2026-01-05 23:56:08 +01:00 · 2023-11-26 11:32:41 -06:00 · 2023-11-26 11:32:41 -06:00 · 84d6106a30
commit 84d6106a30
parent 6761cae9c1
3 changed files with 7 additions and 7 deletions
--- a/fanficfare/adapters/base_adapter.py
+++ b/fanficfare/adapters/base_adapter.py
@ -171,12 +171,6 @@ class BaseSiteAdapter(Requestable):
            meta = defaultdict(unicode,othermeta) # copy othermeta
            if title:
                title = stripHTML(title,remove_all_entities=False)
-                # Put the basic 3 html entities back in.
-                # bs4 is 'helpfully' removing them.
-                ## Now with more checking because bs4 is apparently
-                ## not *always* removing them now.
-                if '&' in title and '&amp;' not in title:
-                    title = title.replace('&','&amp;').replace('<','&lt;').replace('>','&gt;')
            else:
                ## A default value for when there's no chapter
                ## title. Cropped up once with adapter_novelonlinefullcom
--- a/fanficfare/adapters/base_xenforoforum_adapter.py
+++ b/fanficfare/adapters/base_xenforoforum_adapter.py
@ -406,7 +406,7 @@ class BaseXenForoForumAdapter(BaseSiteAdapter):
                if after:
                    # logger.debug("AFTER "*10)
                    after=False
-                url,name = atag['href'],stripHTML(atag)
+                url,name = atag['href'],stripHTML(atag,remove_all_entities=False)
                date = self.get_threadmark_date(tm_item)
                words,kwords = self.get_threadmark_words(tm_item)

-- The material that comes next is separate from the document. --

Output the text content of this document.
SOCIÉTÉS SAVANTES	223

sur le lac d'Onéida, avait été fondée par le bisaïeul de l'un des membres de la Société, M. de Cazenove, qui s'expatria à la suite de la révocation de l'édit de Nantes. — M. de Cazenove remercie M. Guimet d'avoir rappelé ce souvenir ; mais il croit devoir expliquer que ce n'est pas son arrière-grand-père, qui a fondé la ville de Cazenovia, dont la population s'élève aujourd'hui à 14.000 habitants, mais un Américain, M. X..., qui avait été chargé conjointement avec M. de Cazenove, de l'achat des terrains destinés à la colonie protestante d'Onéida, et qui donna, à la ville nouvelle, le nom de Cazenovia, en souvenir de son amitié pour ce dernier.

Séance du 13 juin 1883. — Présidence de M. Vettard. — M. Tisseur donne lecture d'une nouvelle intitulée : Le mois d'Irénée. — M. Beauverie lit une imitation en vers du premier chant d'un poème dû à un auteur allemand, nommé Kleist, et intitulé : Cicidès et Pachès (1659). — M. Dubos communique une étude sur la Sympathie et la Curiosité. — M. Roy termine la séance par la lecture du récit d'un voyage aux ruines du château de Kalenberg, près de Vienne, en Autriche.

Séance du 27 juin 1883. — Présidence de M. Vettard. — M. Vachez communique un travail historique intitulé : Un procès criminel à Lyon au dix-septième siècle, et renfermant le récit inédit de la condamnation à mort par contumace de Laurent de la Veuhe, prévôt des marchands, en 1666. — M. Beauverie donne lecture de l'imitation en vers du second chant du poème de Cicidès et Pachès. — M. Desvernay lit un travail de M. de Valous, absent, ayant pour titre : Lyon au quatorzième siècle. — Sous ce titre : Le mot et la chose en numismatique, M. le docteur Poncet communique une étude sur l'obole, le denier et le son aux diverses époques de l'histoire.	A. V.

                if 'http' not in url:
--- a/fanficfare/htmlcleanup.py
+++ b/fanficfare/htmlcleanup.py
@ -69,6 +69,12 @@ def stripHTML(soup, remove_all_entities=True):
    else:
        # bs4 already converts all the entities to UTF8 chars.
        retval = soup.get_text(strip=True)
+        if not remove_all_entities:
+            # put basic 3 entities back
+            if '&' in retval and '&amp;' not in retval:
+                # check in case called more than once.
+                retval = retval.replace('&','&amp;')
+            retval = retval.replace('<','&lt;').replace('>','&gt;')
    # some change in the python3 branch started making &nbsp; '\xc2\xa0'
    # instead of ' '
    return ensure_text(retval).replace(u'\xc2\xa0',' ').strip()